シカゴではRichard Gereを馬鹿にしていたボスが、一旦部下がニューオーリンズ警察からひどい待遇を受けているのを見た途端、対抗意識から急にRichard Gereに肩入れするのが面白い。二人が体よくニューオーリンズを追われそうになると、上司は秘密裏に携行して来た銃器を渡し、フランス系ヤクザの首を取って来いと命令する。

Richard Gereはフランス系ヤクザの根城であるAlgiers(アルジェー)に乗り込み、安ホテルの全室を借り切ってここを決戦場と定めます。Algiersはフレンチ・クォーターの、ミシシッピ川を挟んだ対岸です。さまざまなアイデアで大勢の敵に対抗する措置を考えます。
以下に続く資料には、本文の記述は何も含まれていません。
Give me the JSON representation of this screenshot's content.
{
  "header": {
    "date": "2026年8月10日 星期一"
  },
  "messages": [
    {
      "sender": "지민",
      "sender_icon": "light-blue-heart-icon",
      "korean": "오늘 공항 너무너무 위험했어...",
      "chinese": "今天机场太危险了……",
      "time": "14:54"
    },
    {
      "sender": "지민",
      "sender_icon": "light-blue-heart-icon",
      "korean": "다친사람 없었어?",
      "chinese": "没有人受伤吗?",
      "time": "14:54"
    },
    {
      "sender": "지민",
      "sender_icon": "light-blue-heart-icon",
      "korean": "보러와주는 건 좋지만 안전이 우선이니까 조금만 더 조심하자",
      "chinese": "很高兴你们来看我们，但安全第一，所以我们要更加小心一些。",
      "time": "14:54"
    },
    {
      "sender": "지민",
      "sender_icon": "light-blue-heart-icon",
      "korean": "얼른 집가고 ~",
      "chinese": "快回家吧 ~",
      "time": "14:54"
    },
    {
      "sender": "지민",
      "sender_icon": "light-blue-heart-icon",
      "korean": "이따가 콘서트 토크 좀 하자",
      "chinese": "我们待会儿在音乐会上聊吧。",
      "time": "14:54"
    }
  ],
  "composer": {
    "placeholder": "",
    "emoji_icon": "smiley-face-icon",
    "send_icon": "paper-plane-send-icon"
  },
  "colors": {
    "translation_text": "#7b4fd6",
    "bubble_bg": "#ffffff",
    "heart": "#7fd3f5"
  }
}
ここまではいいのですが、Kim Basingerが心配してやって来ると、ホテルということもあってすぐベッドインしてしまいます。いつフランス系ヤクザがやって来るか分らないのに、よくまあそんな悠長なことやってられるもんですね:-)。

ニューオーリンズはナポレオンの時代までフランス領でしたから、フランス系の文化が沢山受け継がれています。また、カナダに入って、ニューオーリンズまで南下して来たカナダ経由のフランス移民(ケイジャン)の子孫と文化も色濃く残っています。この映画の中でヤクザがフランス語を喋りますが、別に彼等がインテリというわけではありません。親譲りというだけの話です。

Kim Basingerは文盲であることが分ります。アメリカの文盲率はかなり高い方です。多分、スポーツは大好きでもあまり勉強が好きでない黒人やヒスパニック系が大きな役割を果たしていると推察されます。Kim Basinger演ずる女性は貧しい家庭に育って、小さい頃から売春婦のような商売をさせられていたようです。

Richard Pearce(リチャード・ピアス)という監督は、'The Long Walk Home'『ロング・ウォーク・ホーム』、'A Family Thing'『ファミリー/再会のとき』など南部ものをいくつか手掛けていますが、どうもこれと云って傑作が無い人です。もともとはカメラマンで、'Woodstock'『ウッドストック/愛と平和と音楽の三日間』の撮影を担当した一人でした。私もカメラマンなので、ちょっと残念です。